Presenting “Leibniz and the Behavioral Economic Approach to Confusing a Law Review Editor" at the Lighthearted Philosophers’ Society 5th Annual Conference. The paper won the Joseph S. Ellin Memorial Essay Prize for best paper.
This essay satirizes the principle approaches used to theorize an optimal deterrence to criminal conduct. Organized as a cynical scholar’s advice to others on how to publish their work in academic law journals, the essay explains and then applies the differing approaches offered by law and economics, behavioral law and economics, psychology, philosophy, and humanism. It does this while incorporating each of the essay’s five recommendations:
- when selecting your title, be sure to include the phrase “economic approach;”
- to disguise your research as empirical, include mathematical formulas even though otherwise unnecessary;
- pretend to be a qualified cognitive psychologist;
- even if utterly bizarre, confidently inject philosophy into your argument;
- even though totally unsupported by your previous argument, end your work with abrupt uplifting redemption.

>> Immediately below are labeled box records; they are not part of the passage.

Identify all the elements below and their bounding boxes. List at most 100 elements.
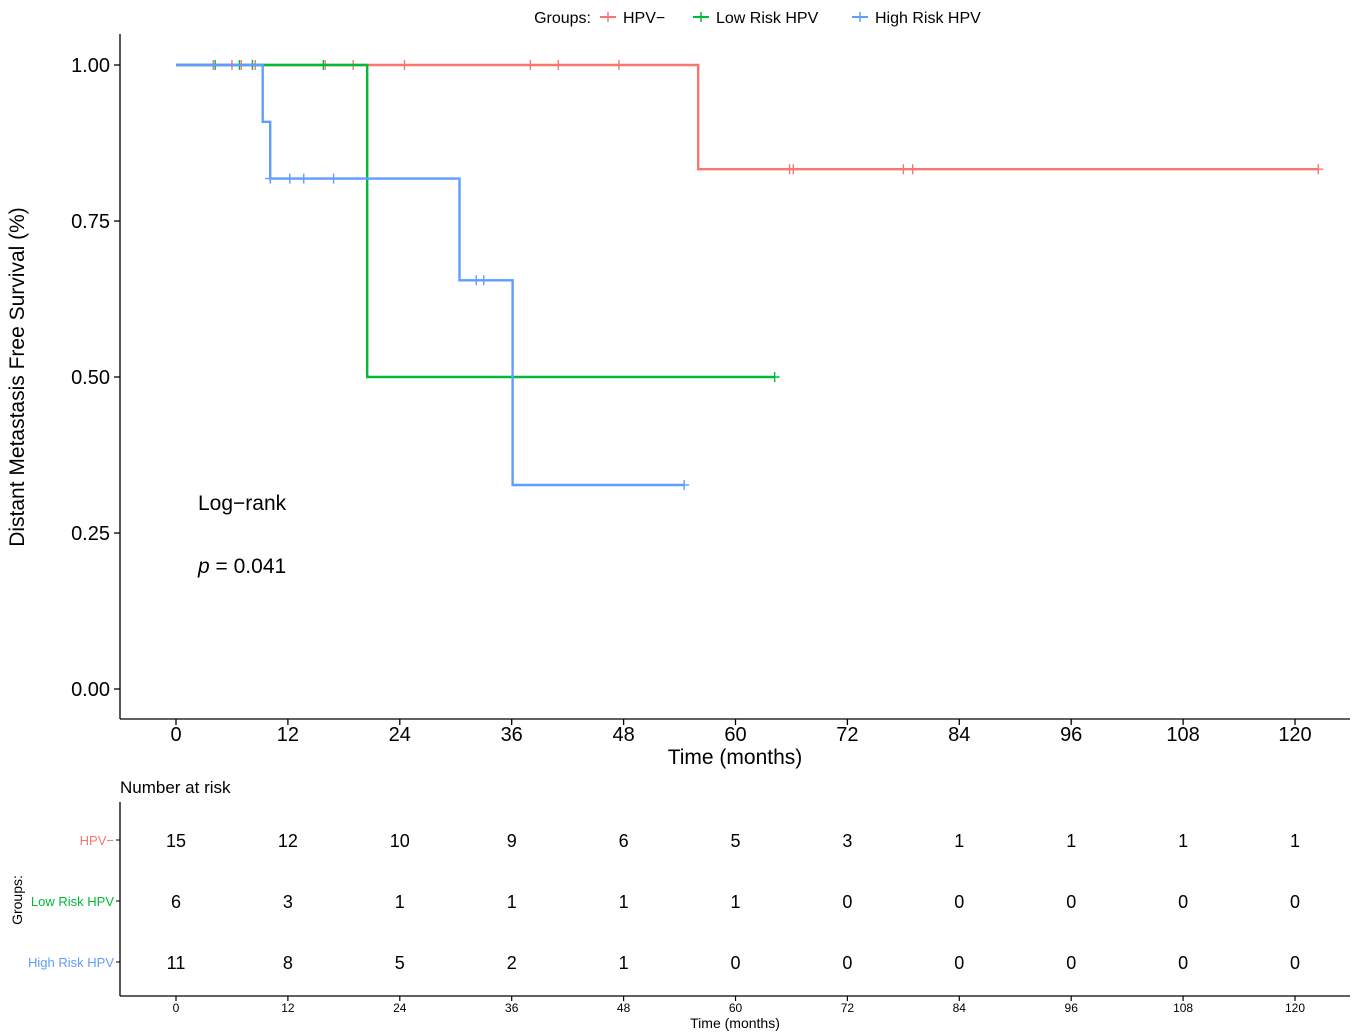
risk-x-tick-label: 0 xyxy=(173,1001,180,1015)
risk-value: 0 xyxy=(842,953,852,973)
logrank-label: Log−rank xyxy=(198,492,287,515)
risk-row-label: HPV− xyxy=(80,833,114,848)
low-risk-hpv-censor-mark xyxy=(318,60,329,70)
x-tick-label: 24 xyxy=(389,724,411,746)
hpv-negative-censor-mark xyxy=(613,60,624,70)
risk-value: 11 xyxy=(167,953,186,973)
legend-title: Groups: xyxy=(534,10,591,27)
high-risk-hpv-censor-mark xyxy=(679,479,690,490)
hpv-negative-curve xyxy=(176,63,1319,171)
risk-x-tick-label: 108 xyxy=(1173,1001,1193,1015)
risk-value: 1 xyxy=(1178,831,1188,851)
risk-value: 0 xyxy=(842,892,852,912)
risk-x-tick-label: 60 xyxy=(729,1001,743,1015)
plot-area: 0.00 0.25 0.50 0.75 1.00 0 12 24 36 48 60 72 84 96 10… xyxy=(6,34,1350,769)
legend-item-label: Low Risk HPV xyxy=(716,10,819,27)
p-symbol: p xyxy=(197,555,210,578)
risk-table-title: Number at risk xyxy=(120,778,231,797)
x-tick-label: 36 xyxy=(501,724,523,746)
risk-value: 1 xyxy=(954,831,964,851)
risk-value: 8 xyxy=(283,953,293,973)
hpv-negative-censor-mark xyxy=(898,164,909,175)
y-tick-label: 0.75 xyxy=(71,211,110,233)
risk-value: 0 xyxy=(1178,892,1188,912)
low-risk-hpv-curve xyxy=(176,63,775,379)
risk-value: 6 xyxy=(619,831,629,851)
risk-value: 5 xyxy=(730,831,740,851)
risk-value: 0 xyxy=(1066,953,1076,973)
legend-item-label: High Risk HPV xyxy=(875,10,981,27)
legend: Groups: HPV− Low Risk HPV High Risk HPV xyxy=(534,10,981,27)
risk-value: 3 xyxy=(283,892,293,912)
risk-value: 0 xyxy=(1178,953,1188,973)
risk-value: 0 xyxy=(730,953,740,973)
risk-value: 0 xyxy=(1290,892,1300,912)
y-tick-label: 0.25 xyxy=(71,523,110,545)
risk-row-label: Low Risk HPV xyxy=(31,894,114,909)
risk-value: 1 xyxy=(507,892,517,912)
high-risk-hpv-censor-mark xyxy=(328,173,339,184)
high-risk-hpv-censor-mark xyxy=(284,173,295,184)
high-risk-hpv-censor-mark xyxy=(298,173,309,184)
risk-value: 0 xyxy=(954,953,964,973)
x-tick-label: 72 xyxy=(836,724,858,746)
risk-value: 12 xyxy=(278,831,298,851)
risk-value: 0 xyxy=(1290,953,1300,973)
risk-value: 1 xyxy=(1290,831,1300,851)
x-tick-label: 0 xyxy=(170,724,181,746)
legend-item-label: HPV− xyxy=(623,10,665,27)
risk-row-label: High Risk HPV xyxy=(28,955,114,970)
hpv-negative-censor-mark xyxy=(525,60,536,70)
high-risk-hpv-censor-mark xyxy=(478,275,489,286)
high-risk-hpv-censor-mark xyxy=(265,173,276,184)
risk-x-tick-label: 84 xyxy=(953,1001,967,1015)
risk-value: 1 xyxy=(619,953,629,973)
logrank-annotation: Log−rank p = 0.041 xyxy=(197,492,287,578)
high-risk-hpv-curve xyxy=(176,63,685,487)
risk-value: 10 xyxy=(390,831,410,851)
risk-x-tick-label: 12 xyxy=(281,1001,295,1015)
risk-x-tick-label: 24 xyxy=(393,1001,407,1015)
risk-table: Number at risk Groups: HPV− 15 12 10 9 6 5 3 1 1 1… xyxy=(9,778,1350,1031)
risk-value: 1 xyxy=(395,892,405,912)
risk-value: 2 xyxy=(507,953,517,973)
y-tick-label: 0.50 xyxy=(71,367,110,389)
x-tick-label: 96 xyxy=(1060,724,1082,746)
low-risk-hpv-censor-mark xyxy=(769,372,780,382)
hpv-negative-censor-mark xyxy=(1313,164,1324,175)
risk-value: 0 xyxy=(954,892,964,912)
hpv-negative-censor-mark xyxy=(907,164,918,175)
x-tick-label: 108 xyxy=(1166,724,1199,746)
risk-x-axis-title: Time (months) xyxy=(690,1015,780,1031)
risk-x-tick-label: 120 xyxy=(1285,1001,1305,1015)
x-tick-label: 84 xyxy=(948,724,970,746)
p-value-label: p = 0.041 xyxy=(197,555,286,578)
hpv-negative-censor-mark xyxy=(788,164,799,175)
hpv-negative-censor-mark xyxy=(553,60,564,70)
y-tick-label: 0.00 xyxy=(71,679,110,701)
risk-value: 6 xyxy=(171,892,181,912)
x-tick-label: 120 xyxy=(1278,724,1311,746)
x-axis-title: Time (months) xyxy=(668,746,803,769)
risk-x-tick-label: 36 xyxy=(505,1001,519,1015)
risk-value: 0 xyxy=(1066,892,1076,912)
risk-value: 1 xyxy=(1066,831,1076,851)
hpv-negative-censor-mark xyxy=(399,60,410,70)
risk-value: 9 xyxy=(507,831,517,851)
x-tick-label: 48 xyxy=(612,724,634,746)
y-axis-title: Distant Metastasis Free Survival (%) xyxy=(6,207,29,547)
risk-value: 3 xyxy=(842,831,852,851)
risk-value: 15 xyxy=(166,831,186,851)
y-tick-label: 1.00 xyxy=(71,55,110,77)
risk-x-tick-label: 72 xyxy=(841,1001,855,1015)
risk-x-tick-label: 48 xyxy=(617,1001,631,1015)
p-value: = 0.041 xyxy=(210,555,286,578)
x-tick-label: 60 xyxy=(724,724,746,746)
x-tick-label: 12 xyxy=(277,724,299,746)
risk-groups-label: Groups: xyxy=(9,875,25,925)
risk-value: 5 xyxy=(395,953,405,973)
risk-x-tick-label: 96 xyxy=(1065,1001,1079,1015)
risk-value: 1 xyxy=(619,892,629,912)
risk-value: 1 xyxy=(730,892,740,912)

The effect is to deflate popular assumed roles of faux-empiricism and game theory in theoretical works which arbitrarily assign variable values rather than assigning values based upon scientific method based experimentation. The essay concludes with the assertion that our human nature causes many to need to believe that maximized punishment and minimized enforcement leads to an optimal deterrence of criminal conduct, that the different approaches to criminal deterrence theory were structured to reach that result despite powerful experiential, experimental, and mathematical evidence to the contrary, and that a balanced approach of valuing both the victim and offender is necessary to reach an optimal—albeit still very imperfect—approach to the deterrence of criminal conduct.